"Managers, get ready: You're about to lead a new team. But your new team isn't human - it's a team of AIs. And you'll be accountable for their work."
"Using AI well is no longer about picking the right app. It's about orchestrating a set of agents, each with unique strengths and weaknesses. Like any team, they can underperform when misaligned-or create unity when structured well."
"Research from Harvard's David Deming and colleagues shows a strong link between skill at coordinating AI agents and skill at leading human teams. The same leadership moves matter: asking clarifying questions, setting clear expectations, and learning through trial and error."
"Microsoft calls this the rise of the "agent boss," urging leaders to onboard AIs like new hires-compose your "teams" carefully, set clear expectations, monitor early outputs, and establish trust-but-verify routines."
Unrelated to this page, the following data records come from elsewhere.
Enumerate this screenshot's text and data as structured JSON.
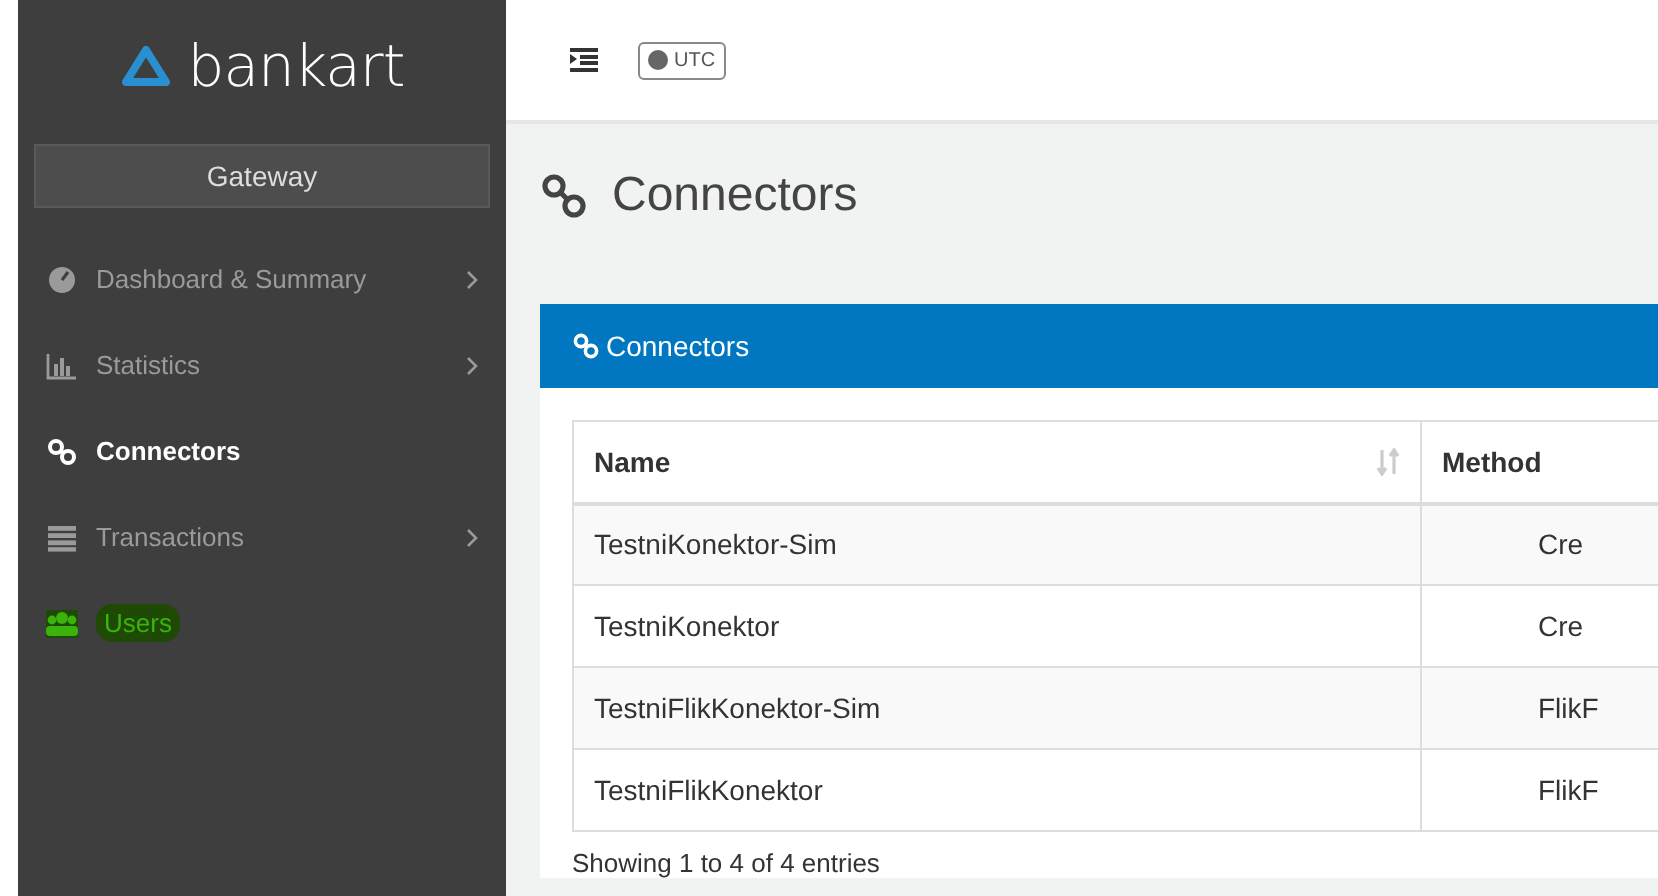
{
  "sidebar": {
    "logo": "bankart",
    "context_button": "Gateway",
    "items": [
      {
        "label": "Dashboard & Summary",
        "selected": false,
        "has_submenu": true,
        "highlighted": false
      },
      {
        "label": "Statistics",
        "selected": false,
        "has_submenu": true,
        "highlighted": false
      },
      {
        "label": "Connectors",
        "selected": true,
        "has_submenu": false,
        "highlighted": false
      },
      {
        "label": "Transactions",
        "selected": false,
        "has_submenu": true,
        "highlighted": false
      },
      {
        "label": "Users",
        "selected": false,
        "has_submenu": false,
        "highlighted": true
      }
    ]
  },
  "topbar": {
    "timezone": "UTC"
  },
  "page_title": "Connectors",
  "panel": {
    "title": "Connectors",
    "table": {
      "columns": [
        "Name",
        "Method"
      ],
      "rows": [
        [
          "TestniKonektor-Sim",
          "Cre"
        ],
        [
          "TestniKonektor",
          "Cre"
        ],
        [
          "TestniFlikKonektor-Sim",
          "FlikF"
        ],
        [
          "TestniFlikKonektor",
          "FlikF"
        ]
      ]
    },
    "footer": "Showing 1 to 4 of 4 entries"
  }
}
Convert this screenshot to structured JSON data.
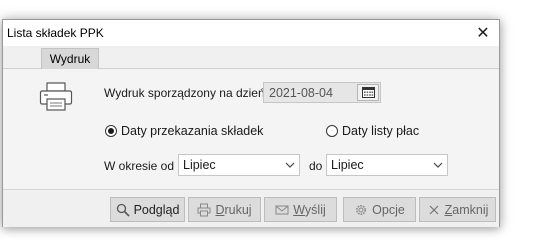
{
  "window": {
    "title": "Lista składek PPK",
    "close_glyph": "✕"
  },
  "tabs": [
    {
      "label": "Wydruk"
    }
  ],
  "form": {
    "printout_date_label": "Wydruk sporządzony na dzień",
    "printout_date_value": "2021-08-04",
    "radio_transfer_label": "Daty przekazania składek",
    "radio_transfer_checked": true,
    "radio_payroll_label": "Daty listy płac",
    "radio_payroll_checked": false,
    "period_from_label": "W okresie od",
    "period_from_value": "Lipiec",
    "period_to_label": "do",
    "period_to_value": "Lipiec"
  },
  "buttons": {
    "preview": {
      "label": "Podgląd",
      "icon": "magnifier-icon"
    },
    "print": {
      "pre": "",
      "ul": "D",
      "post": "rukuj",
      "icon": "printer-icon"
    },
    "send": {
      "pre": "",
      "ul": "W",
      "post": "yślij",
      "icon": "envelope-icon"
    },
    "options": {
      "label": "Opcje",
      "icon": "gear-icon"
    },
    "close": {
      "pre": "",
      "ul": "Z",
      "post": "amknij",
      "icon": "close-x-icon"
    }
  }
}
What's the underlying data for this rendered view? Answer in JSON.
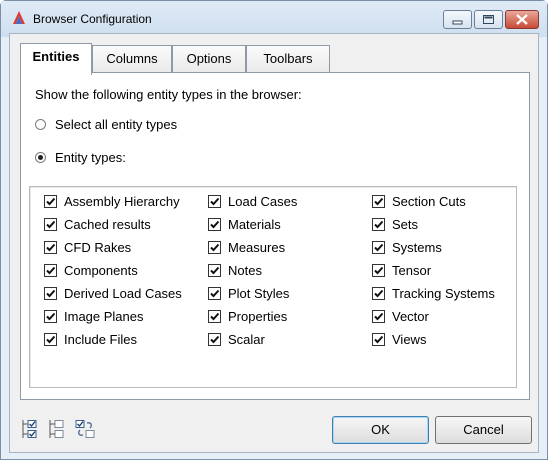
{
  "window": {
    "title": "Browser Configuration"
  },
  "tabs": [
    {
      "label": "Entities",
      "active": true
    },
    {
      "label": "Columns",
      "active": false
    },
    {
      "label": "Options",
      "active": false
    },
    {
      "label": "Toolbars",
      "active": false
    }
  ],
  "entities_panel": {
    "prompt": "Show the following entity types in the browser:",
    "radio_all": {
      "label": "Select all entity types",
      "checked": false
    },
    "radio_types": {
      "label": "Entity types:",
      "checked": true
    },
    "columns": [
      [
        {
          "label": "Assembly Hierarchy",
          "checked": true
        },
        {
          "label": "Cached results",
          "checked": true
        },
        {
          "label": "CFD Rakes",
          "checked": true
        },
        {
          "label": "Components",
          "checked": true
        },
        {
          "label": "Derived Load Cases",
          "checked": true
        },
        {
          "label": "Image Planes",
          "checked": true
        },
        {
          "label": "Include Files",
          "checked": true
        }
      ],
      [
        {
          "label": "Load Cases",
          "checked": true
        },
        {
          "label": "Materials",
          "checked": true
        },
        {
          "label": "Measures",
          "checked": true
        },
        {
          "label": "Notes",
          "checked": true
        },
        {
          "label": "Plot Styles",
          "checked": true
        },
        {
          "label": "Properties",
          "checked": true
        },
        {
          "label": "Scalar",
          "checked": true
        }
      ],
      [
        {
          "label": "Section Cuts",
          "checked": true
        },
        {
          "label": "Sets",
          "checked": true
        },
        {
          "label": "Systems",
          "checked": true
        },
        {
          "label": "Tensor",
          "checked": true
        },
        {
          "label": "Tracking Systems",
          "checked": true
        },
        {
          "label": "Vector",
          "checked": true
        },
        {
          "label": "Views",
          "checked": true
        }
      ]
    ]
  },
  "bottom_icons": [
    "check-all-icon",
    "uncheck-all-icon",
    "invert-selection-icon"
  ],
  "buttons": {
    "ok": "OK",
    "cancel": "Cancel"
  }
}
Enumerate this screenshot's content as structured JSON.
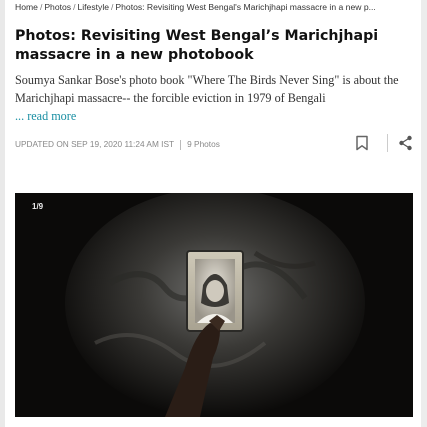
{
  "breadcrumb": {
    "items": [
      "Home",
      "Photos",
      "Lifestyle",
      "Photos: Revisiting West Bengal's Marichjhapi massacre in a new p..."
    ]
  },
  "article": {
    "headline": "Photos: Revisiting West Bengal’s Marichjhapi massacre in a new photobook",
    "summary": "Soumya Sankar Bose's photo book \"Where The Birds Never Sing\" is about the Marichjhapi massacre-- the forcible eviction in 1979 of Bengali",
    "read_more": "... read more",
    "updated": "UPDATED ON SEP 19, 2020 11:24 AM IST",
    "photo_count": "9 Photos"
  },
  "gallery": {
    "counter": "1/9"
  },
  "icons": {
    "bookmark": "bookmark-icon",
    "share": "share-icon"
  },
  "colors": {
    "link": "#1a8fa3",
    "meta_text": "#888888",
    "photo_bg": "#0b0a09"
  }
}
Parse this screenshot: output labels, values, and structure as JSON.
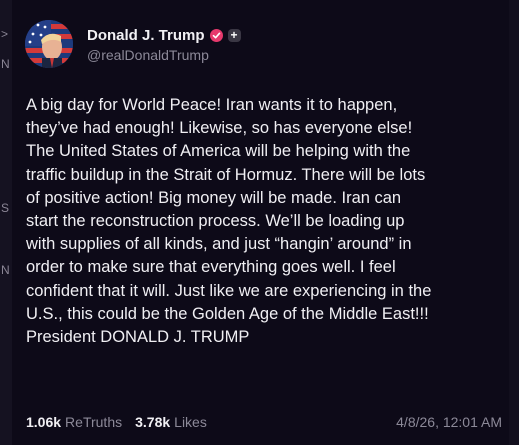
{
  "author": {
    "display_name": "Donald J. Trump",
    "handle": "@realDonaldTrump",
    "verified_badge_icon": "verified-check-icon",
    "plus_badge_icon": "plus-badge-icon",
    "verified_color": "#e6396c"
  },
  "post": {
    "text": "A big day for World Peace! Iran wants it to happen,\nthey’ve had enough! Likewise, so has everyone else!\nThe United States of America will be helping with the\ntraffic buildup in the Strait of Hormuz. There will be lots\nof positive action! Big money will be made. Iran can\nstart the reconstruction process. We’ll be loading up\nwith supplies of all kinds, and just “hangin’ around” in\norder to make sure that everything goes well. I feel\nconfident that it will. Just like we are experiencing in the\nU.S., this could be the Golden Age of the Middle East!!!\nPresident DONALD J. TRUMP"
  },
  "stats": {
    "retruths_count": "1.06k",
    "retruths_label": "ReTruths",
    "likes_count": "3.78k",
    "likes_label": "Likes",
    "timestamp": "4/8/26, 12:01 AM"
  },
  "left_edge_fragments": [
    ">",
    "N",
    "S",
    "N"
  ]
}
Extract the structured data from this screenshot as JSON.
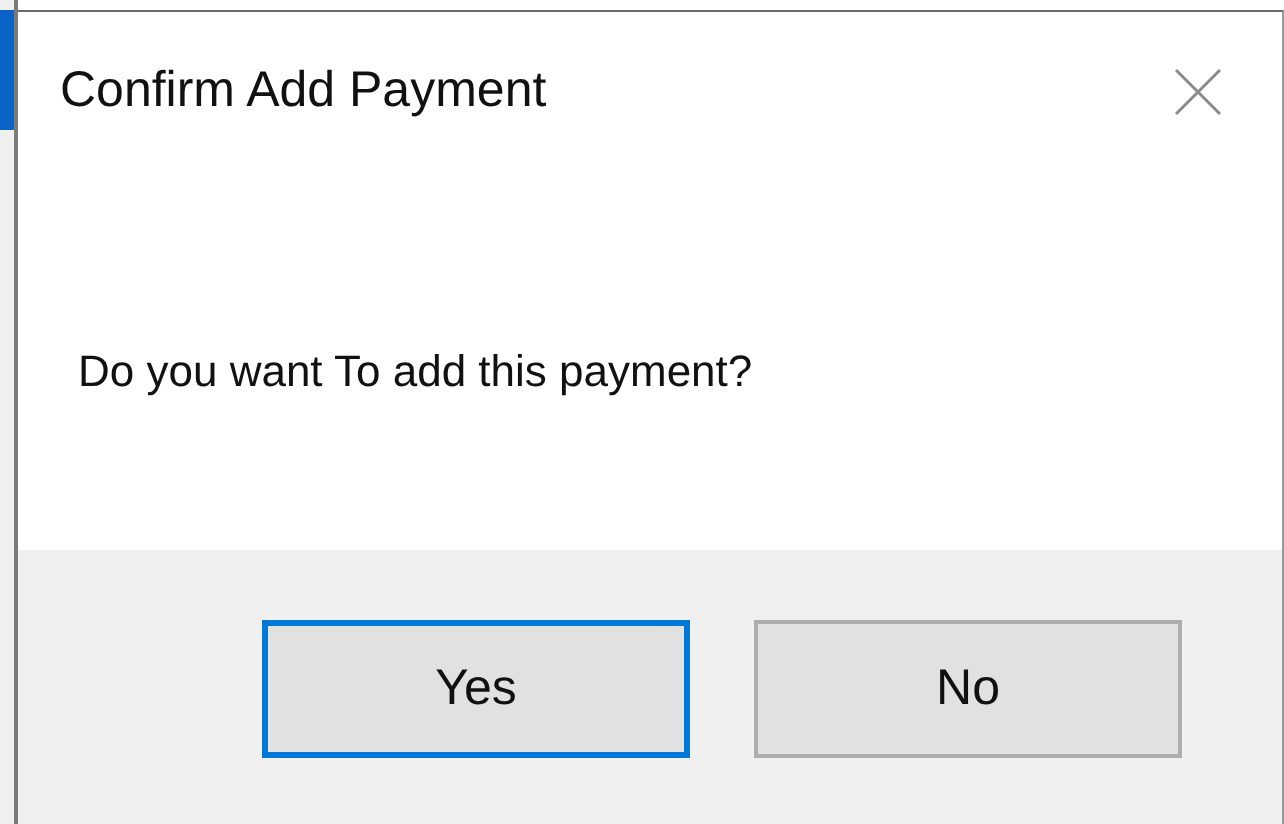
{
  "dialog": {
    "title": "Confirm Add Payment",
    "message": "Do you want To add this payment?",
    "buttons": [
      {
        "label": "Yes",
        "focused": true
      },
      {
        "label": "No",
        "focused": false
      }
    ]
  }
}
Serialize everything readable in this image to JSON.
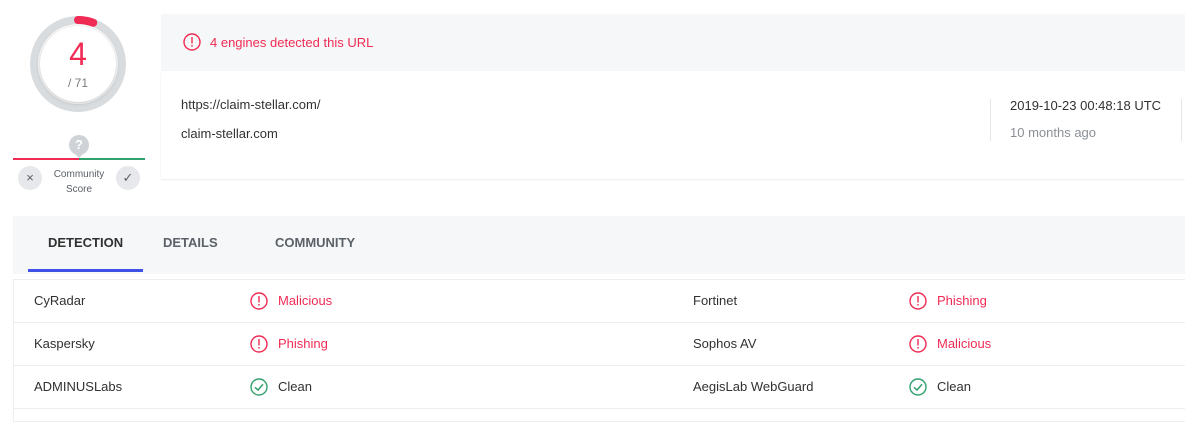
{
  "score": {
    "detections": "4",
    "total": "/ 71",
    "colors": {
      "malicious": "#f02b54",
      "ring": "#d9dcdf"
    }
  },
  "community": {
    "unknown_icon": "?",
    "downvote_icon": "×",
    "upvote_icon": "✓",
    "label_line1": "Community",
    "label_line2": "Score"
  },
  "header": {
    "alert_icon": "alert-circle-icon",
    "alert_text": "4 engines detected this URL",
    "url": "https://claim-stellar.com/",
    "domain": "claim-stellar.com",
    "analysis_date": "2019-10-23 00:48:18 UTC",
    "relative_time": "10 months ago"
  },
  "tabs": [
    {
      "label": "DETECTION",
      "active": true
    },
    {
      "label": "DETAILS",
      "active": false
    },
    {
      "label": "COMMUNITY",
      "active": false
    }
  ],
  "results": [
    {
      "left": {
        "engine": "CyRadar",
        "verdict": "Malicious",
        "status": "malicious"
      },
      "right": {
        "engine": "Fortinet",
        "verdict": "Phishing",
        "status": "malicious"
      }
    },
    {
      "left": {
        "engine": "Kaspersky",
        "verdict": "Phishing",
        "status": "malicious"
      },
      "right": {
        "engine": "Sophos AV",
        "verdict": "Malicious",
        "status": "malicious"
      }
    },
    {
      "left": {
        "engine": "ADMINUSLabs",
        "verdict": "Clean",
        "status": "clean"
      },
      "right": {
        "engine": "AegisLab WebGuard",
        "verdict": "Clean",
        "status": "clean"
      }
    }
  ]
}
Managers will need to lead teams composed of AI agents, assigning models to tasks, delegating effectively, and being accountable for AI outputs. AI use is expanding, with 36% of leaders expecting to manage AI systems within five years and executives predicting leader performance will include managing 'digital workers.' Effective AI team leadership requires orchestrating multiple agents with distinct strengths and limits, aligning them to goals, and monitoring early outputs. Familiar leadership practices apply: ask clarifying questions, set clear expectations, trial-and-error learning, define roles, provide performance feedback, and adopt trust-but-verify routines when onboarding AI agents. Leaders must compose teams carefully, monitor early outputs, and adjust assignments based on agent strengths and weaknesses.